Here is another childhood favorite for most, with an adult spin on it. Ina incorporates Gruyere cheese and bacon baked to perfection. This would be a great item to have when entertaining company or accompanying a family meal.

This recipe is courtesy of Ina Garten and Food Network

Ingredients

  • 4 ounces thick-sliced bacon
  • Vegetable oil
  • Kosher salt
  • 2 cups elbow macaroni or cavatappi
  • 1 1/2 cups milk
  • 2 tablespoons unsalted butter
  • 2 tablespoons all-purpose flour
  • 4 ounces Gruyere cheese, grated
  • 3 ounces extra-sharp Cheddar, grated
  • 2 ounces blue cheese, such as Roquefort, crumbled
  • 1/4 teaspoon freshly ground black pepper
  • Pinch nutmeg
  • 2 slices white sandwich bread, crusts removed
  • 2 tablespoons freshly chopped basil leaves

Directions

Preheat the oven to 400 degrees F.

Place a baking rack on a sheet pan and arrange the bacon in 1 layer on the baking rack. Bake for 15 to 20 minutes, until the bacon is crisp. Remove the pan carefully from the oven – there will be hot grease in the pan! Transfer the bacon to a plate lined with paper towels and crumble when it is cool enough to handle.

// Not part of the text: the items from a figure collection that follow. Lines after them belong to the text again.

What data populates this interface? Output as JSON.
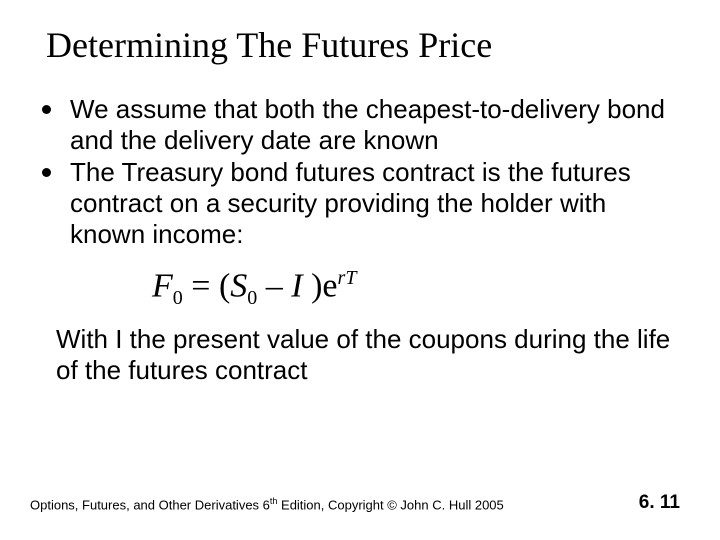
{
  "title": "Determining The Futures Price",
  "bullets": [
    "We assume that both the cheapest-to-delivery bond and the delivery date are known",
    "The Treasury bond futures contract is the futures contract on a security providing the holder with known income:"
  ],
  "formula": {
    "F": "F",
    "sub0a": "0",
    "eq": " = (",
    "S": "S",
    "sub0b": "0",
    "minus": " – ",
    "I": "I",
    "close": " )e",
    "exp": "rT"
  },
  "closing": "With I the present value of the coupons during the life of the futures contract",
  "footer": {
    "book_prefix": "Options, Futures, and Other Derivatives 6",
    "th": "th",
    "book_suffix": " Edition, Copyright © John C. Hull 2005",
    "page": "6. 11"
  },
  "colors": {
    "text": "#000000",
    "bg": "#ffffff"
  }
}
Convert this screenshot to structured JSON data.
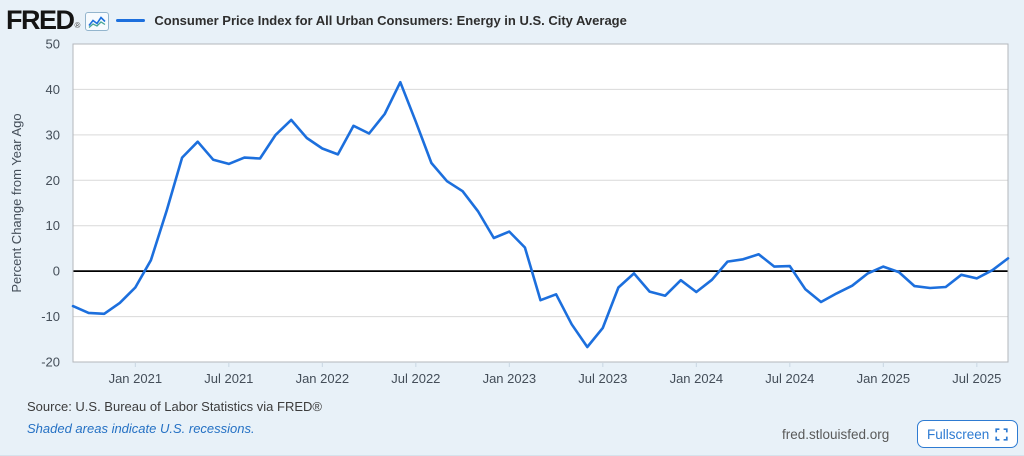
{
  "header": {
    "logo_text": "FRED",
    "logo_reg": "®",
    "series_title": "Consumer Price Index for All Urban Consumers: Energy in U.S. City Average"
  },
  "chart_data": {
    "type": "line",
    "title": "Consumer Price Index for All Urban Consumers: Energy in U.S. City Average",
    "xlabel": "",
    "ylabel": "Percent Change from Year Ago",
    "ylim": [
      -20,
      50
    ],
    "y_ticks": [
      50,
      40,
      30,
      20,
      10,
      0,
      -10,
      -20
    ],
    "grid": true,
    "zero_line": true,
    "legend_position": "top",
    "line_color": "#1c6fdd",
    "frequency": "monthly",
    "x": [
      "2020-09",
      "2020-10",
      "2020-11",
      "2020-12",
      "2021-01",
      "2021-02",
      "2021-03",
      "2021-04",
      "2021-05",
      "2021-06",
      "2021-07",
      "2021-08",
      "2021-09",
      "2021-10",
      "2021-11",
      "2021-12",
      "2022-01",
      "2022-02",
      "2022-03",
      "2022-04",
      "2022-05",
      "2022-06",
      "2022-07",
      "2022-08",
      "2022-09",
      "2022-10",
      "2022-11",
      "2022-12",
      "2023-01",
      "2023-02",
      "2023-03",
      "2023-04",
      "2023-05",
      "2023-06",
      "2023-07",
      "2023-08",
      "2023-09",
      "2023-10",
      "2023-11",
      "2023-12",
      "2024-01",
      "2024-02",
      "2024-03",
      "2024-04",
      "2024-05",
      "2024-06",
      "2024-07",
      "2024-08",
      "2024-09",
      "2024-10",
      "2024-11",
      "2024-12",
      "2025-01",
      "2025-02",
      "2025-03",
      "2025-04",
      "2025-05",
      "2025-06",
      "2025-07",
      "2025-08",
      "2025-09"
    ],
    "values": [
      -7.7,
      -9.2,
      -9.4,
      -7.0,
      -3.6,
      2.4,
      13.2,
      25.0,
      28.5,
      24.5,
      23.6,
      25.0,
      24.8,
      30.0,
      33.3,
      29.3,
      27.0,
      25.7,
      32.0,
      30.3,
      34.6,
      41.6,
      32.9,
      23.8,
      19.8,
      17.6,
      13.1,
      7.3,
      8.7,
      5.2,
      -6.4,
      -5.1,
      -11.7,
      -16.7,
      -12.5,
      -3.6,
      -0.5,
      -4.5,
      -5.4,
      -2.0,
      -4.6,
      -1.9,
      2.1,
      2.6,
      3.7,
      1.0,
      1.1,
      -4.0,
      -6.8,
      -4.9,
      -3.2,
      -0.5,
      1.0,
      -0.2,
      -3.3,
      -3.7,
      -3.5,
      -0.8,
      -1.6,
      0.2,
      2.8
    ],
    "x_tick_labels": [
      "Jan 2021",
      "Jul 2021",
      "Jan 2022",
      "Jul 2022",
      "Jan 2023",
      "Jul 2023",
      "Jan 2024",
      "Jul 2024",
      "Jan 2025",
      "Jul 2025"
    ],
    "x_tick_indices": [
      4,
      10,
      16,
      22,
      28,
      34,
      40,
      46,
      52,
      58
    ]
  },
  "footer": {
    "source": "Source: U.S. Bureau of Labor Statistics via FRED®",
    "recession_note": "Shaded areas indicate U.S. recessions.",
    "site": "fred.stlouisfed.org",
    "fullscreen_label": "Fullscreen"
  },
  "colors": {
    "background": "#e8f1f8",
    "plot_background": "#ffffff",
    "plot_border": "#b3b7bb",
    "gridline": "#d9d9d9",
    "zero_line": "#000000",
    "line": "#1c6fdd",
    "tick_text": "#444e59",
    "link_blue": "#2571c4",
    "button_blue": "#2e7bd2"
  },
  "icons": {
    "logo_chart": "sparkline-icon",
    "fullscreen": "fullscreen-expand-icon"
  }
}
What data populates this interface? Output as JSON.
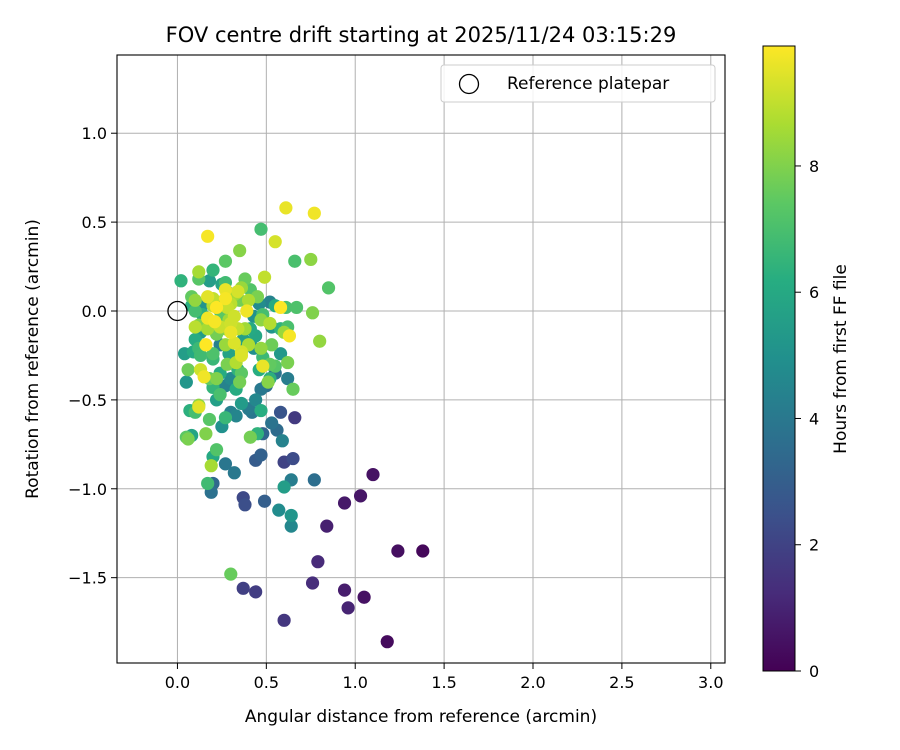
{
  "chart_data": {
    "type": "scatter",
    "title": "FOV centre drift starting at 2025/11/24 03:15:29",
    "xlabel": "Angular distance from reference (arcmin)",
    "ylabel": "Rotation from reference (arcmin)",
    "xlim": [
      -0.34,
      3.08
    ],
    "ylim": [
      -1.98,
      1.44
    ],
    "xticks": [
      0.0,
      0.5,
      1.0,
      1.5,
      2.0,
      2.5,
      3.0
    ],
    "xtick_labels": [
      "0.0",
      "0.5",
      "1.0",
      "1.5",
      "2.0",
      "2.5",
      "3.0"
    ],
    "yticks": [
      1.0,
      0.5,
      0.0,
      -0.5,
      -1.0,
      -1.5
    ],
    "ytick_labels": [
      "1.0",
      "0.5",
      "0.0",
      "−0.5",
      "−1.0",
      "−1.5"
    ],
    "grid": true,
    "legend": {
      "position": "top-right",
      "label": "Reference platepar",
      "marker": "open-circle"
    },
    "reference_point": {
      "x": 0.0,
      "y": 0.0
    },
    "colorbar": {
      "label": "Hours from first FF file",
      "colormap": "viridis",
      "range": [
        0,
        9.9
      ],
      "ticks": [
        0,
        2,
        4,
        6,
        8
      ],
      "tick_labels": [
        "0",
        "2",
        "4",
        "6",
        "8"
      ]
    },
    "points": [
      {
        "x": 1.18,
        "y": -1.86,
        "c": 0.3
      },
      {
        "x": 1.05,
        "y": -1.61,
        "c": 0.5
      },
      {
        "x": 0.96,
        "y": -1.67,
        "c": 1.0
      },
      {
        "x": 0.94,
        "y": -1.57,
        "c": 0.8
      },
      {
        "x": 0.79,
        "y": -1.41,
        "c": 1.2
      },
      {
        "x": 0.76,
        "y": -1.53,
        "c": 1.3
      },
      {
        "x": 1.24,
        "y": -1.35,
        "c": 0.4
      },
      {
        "x": 1.38,
        "y": -1.35,
        "c": 0.2
      },
      {
        "x": 0.84,
        "y": -1.21,
        "c": 0.9
      },
      {
        "x": 0.94,
        "y": -1.08,
        "c": 0.7
      },
      {
        "x": 1.03,
        "y": -1.04,
        "c": 0.6
      },
      {
        "x": 1.1,
        "y": -0.92,
        "c": 0.5
      },
      {
        "x": 0.6,
        "y": -1.74,
        "c": 1.6
      },
      {
        "x": 0.37,
        "y": -1.56,
        "c": 1.9
      },
      {
        "x": 0.44,
        "y": -1.58,
        "c": 1.8
      },
      {
        "x": 0.3,
        "y": -1.48,
        "c": 7.6
      },
      {
        "x": 0.37,
        "y": -1.05,
        "c": 2.2
      },
      {
        "x": 0.38,
        "y": -1.09,
        "c": 2.4
      },
      {
        "x": 0.49,
        "y": -1.07,
        "c": 3.0
      },
      {
        "x": 0.6,
        "y": -0.85,
        "c": 2.0
      },
      {
        "x": 0.65,
        "y": -0.83,
        "c": 2.3
      },
      {
        "x": 0.58,
        "y": -0.57,
        "c": 2.6
      },
      {
        "x": 0.66,
        "y": -0.6,
        "c": 1.7
      },
      {
        "x": 0.57,
        "y": -1.12,
        "c": 4.8
      },
      {
        "x": 0.64,
        "y": -1.15,
        "c": 5.2
      },
      {
        "x": 0.64,
        "y": -1.21,
        "c": 4.6
      },
      {
        "x": 0.6,
        "y": -0.99,
        "c": 5.5
      },
      {
        "x": 0.64,
        "y": -0.95,
        "c": 4.2
      },
      {
        "x": 0.77,
        "y": -0.95,
        "c": 3.6
      },
      {
        "x": 0.59,
        "y": -0.73,
        "c": 4.4
      },
      {
        "x": 0.56,
        "y": -0.67,
        "c": 3.5
      },
      {
        "x": 0.53,
        "y": -0.63,
        "c": 3.8
      },
      {
        "x": 0.48,
        "y": -0.69,
        "c": 3.3
      },
      {
        "x": 0.44,
        "y": -0.84,
        "c": 2.9
      },
      {
        "x": 0.47,
        "y": -0.81,
        "c": 3.1
      },
      {
        "x": 0.32,
        "y": -0.91,
        "c": 4.0
      },
      {
        "x": 0.27,
        "y": -0.86,
        "c": 3.9
      },
      {
        "x": 0.2,
        "y": -0.97,
        "c": 3.4
      },
      {
        "x": 0.19,
        "y": -1.02,
        "c": 3.7
      },
      {
        "x": 0.17,
        "y": -0.97,
        "c": 6.8
      },
      {
        "x": 0.19,
        "y": -0.87,
        "c": 8.6
      },
      {
        "x": 0.22,
        "y": -0.78,
        "c": 7.2
      },
      {
        "x": 0.2,
        "y": -0.82,
        "c": 6.0
      },
      {
        "x": 0.16,
        "y": -0.69,
        "c": 8.0
      },
      {
        "x": 0.18,
        "y": -0.61,
        "c": 7.3
      },
      {
        "x": 0.06,
        "y": -0.72,
        "c": 7.9
      },
      {
        "x": 0.08,
        "y": -0.7,
        "c": 5.8
      },
      {
        "x": 0.05,
        "y": -0.71,
        "c": 7.4
      },
      {
        "x": 0.07,
        "y": -0.56,
        "c": 6.3
      },
      {
        "x": 0.12,
        "y": -0.54,
        "c": 9.5
      },
      {
        "x": 0.12,
        "y": -0.53,
        "c": 8.2
      },
      {
        "x": 0.1,
        "y": -0.57,
        "c": 6.9
      },
      {
        "x": 0.25,
        "y": -0.65,
        "c": 5.0
      },
      {
        "x": 0.27,
        "y": -0.6,
        "c": 6.6
      },
      {
        "x": 0.3,
        "y": -0.57,
        "c": 4.3
      },
      {
        "x": 0.33,
        "y": -0.59,
        "c": 4.5
      },
      {
        "x": 0.36,
        "y": -0.52,
        "c": 5.4
      },
      {
        "x": 0.4,
        "y": -0.55,
        "c": 4.1
      },
      {
        "x": 0.42,
        "y": -0.57,
        "c": 3.9
      },
      {
        "x": 0.47,
        "y": -0.56,
        "c": 6.2
      },
      {
        "x": 0.44,
        "y": -0.5,
        "c": 4.6
      },
      {
        "x": 0.47,
        "y": -0.44,
        "c": 4.0
      },
      {
        "x": 0.5,
        "y": -0.42,
        "c": 3.6
      },
      {
        "x": 0.41,
        "y": -0.71,
        "c": 7.8
      },
      {
        "x": 0.45,
        "y": -0.69,
        "c": 6.4
      },
      {
        "x": 0.27,
        "y": -0.42,
        "c": 4.4
      },
      {
        "x": 0.3,
        "y": -0.38,
        "c": 4.7
      },
      {
        "x": 0.33,
        "y": -0.44,
        "c": 6.1
      },
      {
        "x": 0.2,
        "y": -0.43,
        "c": 6.5
      },
      {
        "x": 0.22,
        "y": -0.5,
        "c": 5.6
      },
      {
        "x": 0.24,
        "y": -0.47,
        "c": 7.0
      },
      {
        "x": 0.18,
        "y": -0.38,
        "c": 7.5
      },
      {
        "x": 0.15,
        "y": -0.37,
        "c": 9.7
      },
      {
        "x": 0.13,
        "y": -0.33,
        "c": 9.2
      },
      {
        "x": 0.06,
        "y": -0.33,
        "c": 7.7
      },
      {
        "x": 0.05,
        "y": -0.4,
        "c": 5.2
      },
      {
        "x": 0.04,
        "y": -0.24,
        "c": 5.5
      },
      {
        "x": 0.09,
        "y": -0.23,
        "c": 6.0
      },
      {
        "x": 0.13,
        "y": -0.25,
        "c": 6.8
      },
      {
        "x": 0.2,
        "y": -0.24,
        "c": 7.1
      },
      {
        "x": 0.2,
        "y": -0.27,
        "c": 6.6
      },
      {
        "x": 0.29,
        "y": -0.24,
        "c": 5.7
      },
      {
        "x": 0.28,
        "y": -0.3,
        "c": 7.9
      },
      {
        "x": 0.36,
        "y": -0.23,
        "c": 9.3
      },
      {
        "x": 0.35,
        "y": -0.4,
        "c": 7.8
      },
      {
        "x": 0.36,
        "y": -0.35,
        "c": 7.4
      },
      {
        "x": 0.46,
        "y": -0.33,
        "c": 6.2
      },
      {
        "x": 0.48,
        "y": -0.31,
        "c": 9.6
      },
      {
        "x": 0.52,
        "y": -0.3,
        "c": 7.5
      },
      {
        "x": 0.55,
        "y": -0.35,
        "c": 3.8
      },
      {
        "x": 0.52,
        "y": -0.38,
        "c": 6.3
      },
      {
        "x": 0.51,
        "y": -0.4,
        "c": 8.1
      },
      {
        "x": 0.55,
        "y": -0.31,
        "c": 7.3
      },
      {
        "x": 0.62,
        "y": -0.38,
        "c": 4.2
      },
      {
        "x": 0.62,
        "y": -0.29,
        "c": 7.9
      },
      {
        "x": 0.65,
        "y": -0.44,
        "c": 7.6
      },
      {
        "x": 0.58,
        "y": -0.24,
        "c": 5.3
      },
      {
        "x": 0.48,
        "y": -0.26,
        "c": 6.7
      },
      {
        "x": 0.43,
        "y": -0.21,
        "c": 4.9
      },
      {
        "x": 0.47,
        "y": -0.21,
        "c": 8.3
      },
      {
        "x": 0.53,
        "y": -0.19,
        "c": 7.7
      },
      {
        "x": 0.53,
        "y": -0.09,
        "c": 5.1
      },
      {
        "x": 0.58,
        "y": -0.1,
        "c": 6.4
      },
      {
        "x": 0.6,
        "y": -0.12,
        "c": 8.4
      },
      {
        "x": 0.63,
        "y": -0.14,
        "c": 9.8
      },
      {
        "x": 0.62,
        "y": -0.09,
        "c": 7.0
      },
      {
        "x": 0.52,
        "y": -0.07,
        "c": 8.8
      },
      {
        "x": 0.47,
        "y": -0.05,
        "c": 8.2
      },
      {
        "x": 0.48,
        "y": -0.02,
        "c": 6.9
      },
      {
        "x": 0.41,
        "y": -0.1,
        "c": 6.0
      },
      {
        "x": 0.44,
        "y": -0.14,
        "c": 5.9
      },
      {
        "x": 0.38,
        "y": -0.1,
        "c": 8.5
      },
      {
        "x": 0.37,
        "y": -0.16,
        "c": 5.6
      },
      {
        "x": 0.32,
        "y": -0.18,
        "c": 9.4
      },
      {
        "x": 0.34,
        "y": -0.1,
        "c": 9.0
      },
      {
        "x": 0.3,
        "y": -0.07,
        "c": 9.2
      },
      {
        "x": 0.3,
        "y": -0.12,
        "c": 9.6
      },
      {
        "x": 0.27,
        "y": -0.19,
        "c": 8.4
      },
      {
        "x": 0.27,
        "y": -0.1,
        "c": 8.0
      },
      {
        "x": 0.24,
        "y": -0.09,
        "c": 9.1
      },
      {
        "x": 0.25,
        "y": -0.04,
        "c": 7.3
      },
      {
        "x": 0.22,
        "y": -0.13,
        "c": 7.8
      },
      {
        "x": 0.21,
        "y": -0.06,
        "c": 9.8
      },
      {
        "x": 0.17,
        "y": -0.1,
        "c": 8.6
      },
      {
        "x": 0.17,
        "y": -0.04,
        "c": 9.7
      },
      {
        "x": 0.13,
        "y": -0.12,
        "c": 5.4
      },
      {
        "x": 0.1,
        "y": -0.09,
        "c": 8.9
      },
      {
        "x": 0.1,
        "y": -0.16,
        "c": 6.1
      },
      {
        "x": 0.12,
        "y": -0.21,
        "c": 6.7
      },
      {
        "x": 0.16,
        "y": -0.19,
        "c": 9.9
      },
      {
        "x": 0.24,
        "y": -0.19,
        "c": 4.3
      },
      {
        "x": 0.36,
        "y": -0.25,
        "c": 9.4
      },
      {
        "x": 0.4,
        "y": -0.19,
        "c": 8.7
      },
      {
        "x": 0.12,
        "y": -0.08,
        "c": 8.0
      },
      {
        "x": 0.1,
        "y": 0.0,
        "c": 6.9
      },
      {
        "x": 0.1,
        "y": 0.06,
        "c": 8.3
      },
      {
        "x": 0.14,
        "y": -0.02,
        "c": 6.3
      },
      {
        "x": 0.15,
        "y": 0.04,
        "c": 5.1
      },
      {
        "x": 0.17,
        "y": 0.08,
        "c": 9.5
      },
      {
        "x": 0.2,
        "y": 0.07,
        "c": 9.0
      },
      {
        "x": 0.2,
        "y": 0.03,
        "c": 8.8
      },
      {
        "x": 0.22,
        "y": 0.02,
        "c": 9.9
      },
      {
        "x": 0.24,
        "y": 0.0,
        "c": 7.4
      },
      {
        "x": 0.25,
        "y": 0.05,
        "c": 6.5
      },
      {
        "x": 0.27,
        "y": 0.07,
        "c": 9.8
      },
      {
        "x": 0.28,
        "y": 0.02,
        "c": 9.1
      },
      {
        "x": 0.3,
        "y": 0.04,
        "c": 8.9
      },
      {
        "x": 0.27,
        "y": 0.12,
        "c": 9.6
      },
      {
        "x": 0.25,
        "y": 0.15,
        "c": 5.8
      },
      {
        "x": 0.29,
        "y": 0.1,
        "c": 6.0
      },
      {
        "x": 0.31,
        "y": 0.08,
        "c": 8.1
      },
      {
        "x": 0.33,
        "y": 0.1,
        "c": 8.6
      },
      {
        "x": 0.34,
        "y": 0.11,
        "c": 9.3
      },
      {
        "x": 0.35,
        "y": 0.06,
        "c": 7.8
      },
      {
        "x": 0.36,
        "y": 0.13,
        "c": 8.4
      },
      {
        "x": 0.38,
        "y": 0.18,
        "c": 7.6
      },
      {
        "x": 0.4,
        "y": 0.06,
        "c": 8.7
      },
      {
        "x": 0.41,
        "y": 0.12,
        "c": 7.2
      },
      {
        "x": 0.39,
        "y": 0.0,
        "c": 9.7
      },
      {
        "x": 0.43,
        "y": -0.03,
        "c": 5.0
      },
      {
        "x": 0.45,
        "y": 0.08,
        "c": 7.9
      },
      {
        "x": 0.46,
        "y": 0.04,
        "c": 4.8
      },
      {
        "x": 0.52,
        "y": 0.05,
        "c": 4.4
      },
      {
        "x": 0.55,
        "y": 0.03,
        "c": 6.1
      },
      {
        "x": 0.58,
        "y": 0.02,
        "c": 9.9
      },
      {
        "x": 0.61,
        "y": 0.02,
        "c": 7.0
      },
      {
        "x": 0.67,
        "y": 0.02,
        "c": 7.1
      },
      {
        "x": 0.76,
        "y": -0.01,
        "c": 8.0
      },
      {
        "x": 0.8,
        "y": -0.17,
        "c": 8.3
      },
      {
        "x": 0.85,
        "y": 0.13,
        "c": 7.2
      },
      {
        "x": 0.75,
        "y": 0.29,
        "c": 8.2
      },
      {
        "x": 0.66,
        "y": 0.28,
        "c": 7.0
      },
      {
        "x": 0.49,
        "y": 0.19,
        "c": 9.0
      },
      {
        "x": 0.55,
        "y": 0.39,
        "c": 9.3
      },
      {
        "x": 0.47,
        "y": 0.46,
        "c": 6.9
      },
      {
        "x": 0.61,
        "y": 0.58,
        "c": 9.6
      },
      {
        "x": 0.77,
        "y": 0.55,
        "c": 9.7
      },
      {
        "x": 0.35,
        "y": 0.34,
        "c": 8.1
      },
      {
        "x": 0.27,
        "y": 0.28,
        "c": 7.4
      },
      {
        "x": 0.2,
        "y": 0.23,
        "c": 6.5
      },
      {
        "x": 0.17,
        "y": 0.42,
        "c": 9.8
      },
      {
        "x": 0.12,
        "y": 0.22,
        "c": 8.6
      },
      {
        "x": 0.12,
        "y": 0.18,
        "c": 7.3
      },
      {
        "x": 0.02,
        "y": 0.17,
        "c": 6.4
      },
      {
        "x": 0.08,
        "y": 0.08,
        "c": 7.5
      },
      {
        "x": 0.08,
        "y": 0.03,
        "c": 6.2
      },
      {
        "x": 0.27,
        "y": 0.16,
        "c": 6.8
      },
      {
        "x": 0.32,
        "y": -0.03,
        "c": 9.2
      },
      {
        "x": 0.29,
        "y": -0.05,
        "c": 8.5
      },
      {
        "x": 0.18,
        "y": 0.17,
        "c": 5.5
      },
      {
        "x": 0.33,
        "y": -0.29,
        "c": 8.8
      },
      {
        "x": 0.34,
        "y": -0.33,
        "c": 6.4
      },
      {
        "x": 0.22,
        "y": -0.38,
        "c": 8.0
      },
      {
        "x": 0.24,
        "y": -0.35,
        "c": 6.1
      }
    ]
  }
}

Drizzle oil into a large pot of boiling salted water. Add the macaroni and cook according to the directions on the package, 6 to 8 minutes. Drain well.

Meanwhile, heat the milk in a small saucepan, but don’t boil it. Melt the butter in a medium pot and add the flour. Cook over low heat for 2 minutes, stirring with a whisk. While whisking, add the hot milk and cook for a minute or 2 more, until thickened and smooth. Off the heat, add the Gruyere, Cheddar, blue cheese, 1 teaspoon salt, pepper, and nutmeg. Add the cooked macaroni and crumbled bacon and stir well. Pour into 2 individual size gratin dishes.

Place the bread slices in a food processor fitted with a steel blade and pulse until you have coarse crumbs. Add the basil and pulse to combine. Sprinkle the bread crumb mixture over the top of the pasta. Bake for 35 to 40 minutes, or until the sauce is bubbly and the macaroni is browned on the top.